# rod + reel advice for stripers/pike



## answer3 (Jan 14, 2015)

Hi guys
I would like to purchase a new rod and reel to target strippers from a tinboat in coastal saltwater but I don't know which one to buy... there a so many... ideally it would be great if I could also use it in freshwater to target pike. right now I have a medium action bassproshop IM6 graphite series and a pflueger president's reel but I feel it will be too light for bigger fish like that. 
Which one would you recommend?
Thanks!
Damien


----------



## Jim (Jan 15, 2015)

We use 8 foot medium rods for fishing stripers on the cape with 2500 size reels. Nothing more fun! Your combo will work fine.
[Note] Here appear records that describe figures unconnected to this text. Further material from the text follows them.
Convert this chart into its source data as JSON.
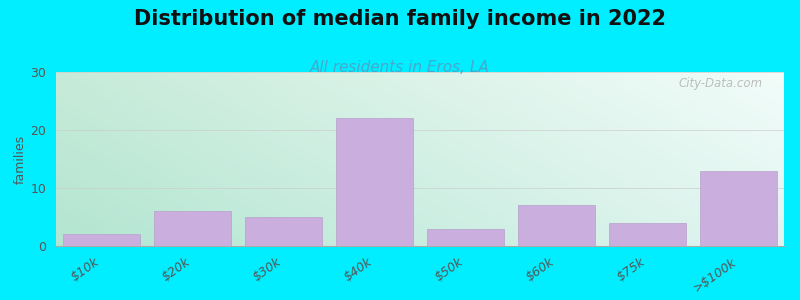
{
  "title": "Distribution of median family income in 2022",
  "subtitle": "All residents in Eros, LA",
  "categories": [
    "$10k",
    "$20k",
    "$30k",
    "$40k",
    "$50k",
    "$60k",
    "$75k",
    ">$100k"
  ],
  "values": [
    2,
    6,
    5,
    22,
    3,
    7,
    4,
    13
  ],
  "bar_color": "#c9aede",
  "bar_edge_color": "#b8a0cc",
  "ylim": [
    0,
    30
  ],
  "yticks": [
    0,
    10,
    20,
    30
  ],
  "ylabel": "families",
  "background_outer": "#00eeff",
  "plot_bg_topleft": "#c8ead8",
  "plot_bg_topright": "#f0f8f8",
  "plot_bg_bottomleft": "#a8ddc8",
  "plot_bg_bottomright": "#e8f4f4",
  "title_fontsize": 15,
  "subtitle_fontsize": 11,
  "watermark_text": "City-Data.com",
  "grid_color": "#cccccc"
}
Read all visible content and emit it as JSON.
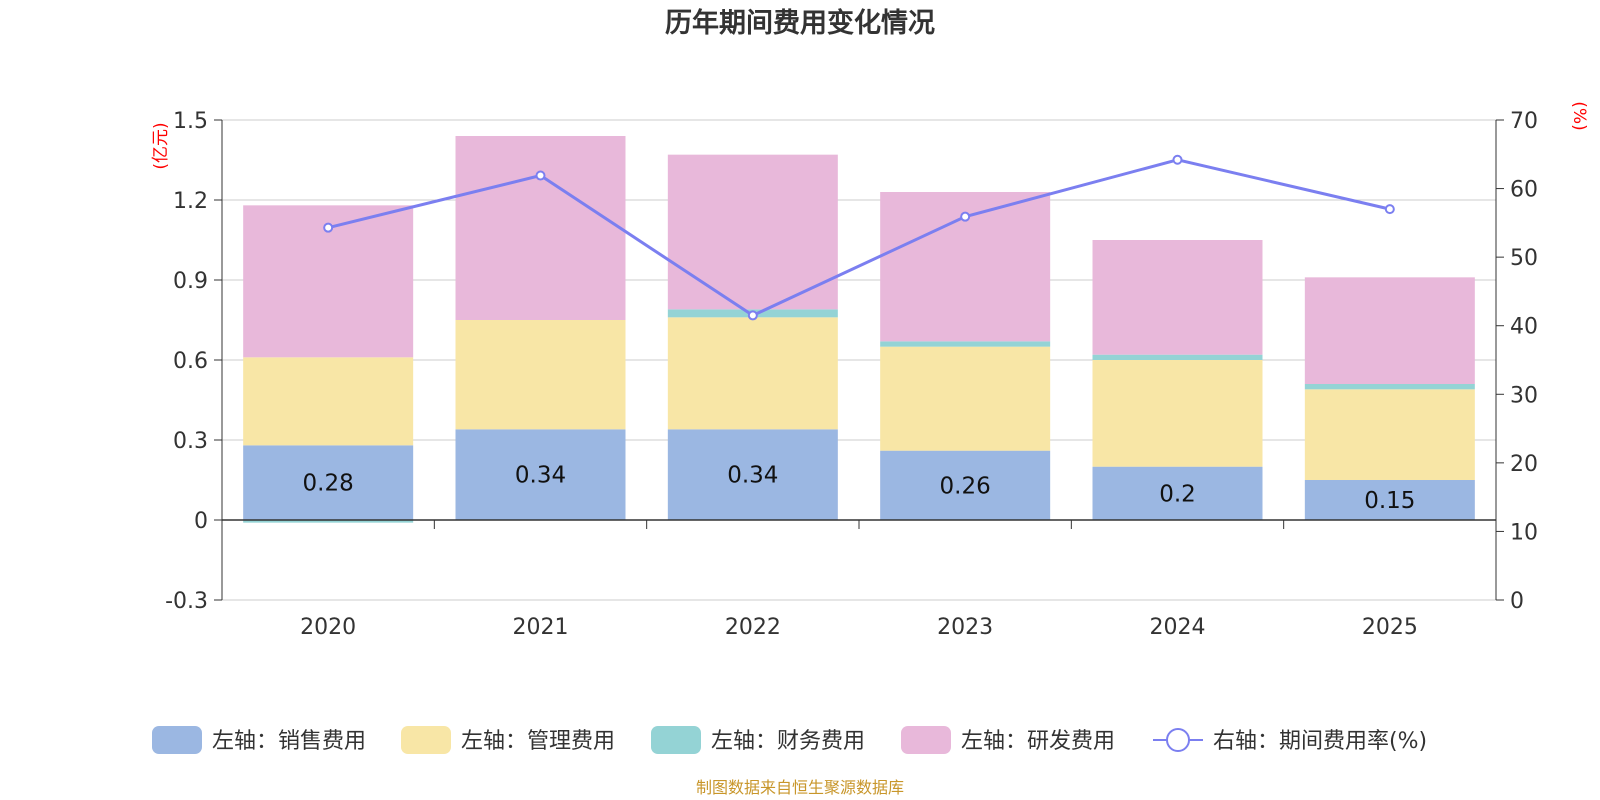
{
  "chart_data": {
    "type": "bar",
    "stacked": true,
    "title": "历年期间费用变化情况",
    "categories": [
      "2020",
      "2021",
      "2022",
      "2023",
      "2024",
      "2025"
    ],
    "left_axis": {
      "unit": "(亿元)",
      "ylim": [
        -0.3,
        1.5
      ],
      "ticks": [
        -0.3,
        0,
        0.3,
        0.6,
        0.9,
        1.2,
        1.5
      ],
      "tick_labels": [
        "-0.3",
        "0",
        "0.3",
        "0.6",
        "0.9",
        "1.2",
        "1.5"
      ]
    },
    "right_axis": {
      "unit": "(%)",
      "ylim": [
        0,
        70
      ],
      "ticks": [
        0,
        10,
        20,
        30,
        40,
        50,
        60,
        70
      ],
      "tick_labels": [
        "0",
        "10",
        "20",
        "30",
        "40",
        "50",
        "60",
        "70"
      ]
    },
    "series": [
      {
        "name": "左轴：销售费用",
        "axis": "left",
        "kind": "bar",
        "color": "#9bb7e2",
        "values": [
          0.28,
          0.34,
          0.34,
          0.26,
          0.2,
          0.15
        ],
        "labels": [
          "0.28",
          "0.34",
          "0.34",
          "0.26",
          "0.2",
          "0.15"
        ]
      },
      {
        "name": "左轴：管理费用",
        "axis": "left",
        "kind": "bar",
        "color": "#f8e6a6",
        "values": [
          0.33,
          0.41,
          0.42,
          0.39,
          0.4,
          0.34
        ]
      },
      {
        "name": "左轴：财务费用",
        "axis": "left",
        "kind": "bar",
        "color": "#94d3d5",
        "values": [
          -0.01,
          0.0,
          0.03,
          0.02,
          0.02,
          0.02
        ]
      },
      {
        "name": "左轴：研发费用",
        "axis": "left",
        "kind": "bar",
        "color": "#e8b8da",
        "values": [
          0.57,
          0.69,
          0.58,
          0.56,
          0.43,
          0.4
        ]
      },
      {
        "name": "右轴：期间费用率(%)",
        "axis": "right",
        "kind": "line",
        "color": "#7b7ff0",
        "values": [
          54.3,
          61.9,
          41.5,
          55.9,
          64.2,
          57.0
        ]
      }
    ]
  },
  "footer": {
    "source": "制图数据来自恒生聚源数据库"
  }
}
What pound and kind of line are you using?


----------



## Captain Ahab (Jan 15, 2015)

Revo sw spinner with 7 foot med rod


----------



## Captain Ahab (Jan 15, 2015)

Some strippers like a big rod but most like 5 dollar bills


----------



## answer3 (Jan 15, 2015)

Jim said:


> We use 8 foot medium rods for fishing stripers on the cape with 2500 size reels. Nothing more fun! Your combo will work fine. What pound and kind of line are you using?



I use 8-12lbs trilene xl line usually but I target bass or pickerell. what line do you recommend for strippers? at least 16-18lbs?


----------



## Jim (Jan 15, 2015)

12 pound will work and will be fun. You have to dial in your Drag though for sure. :beer:


----------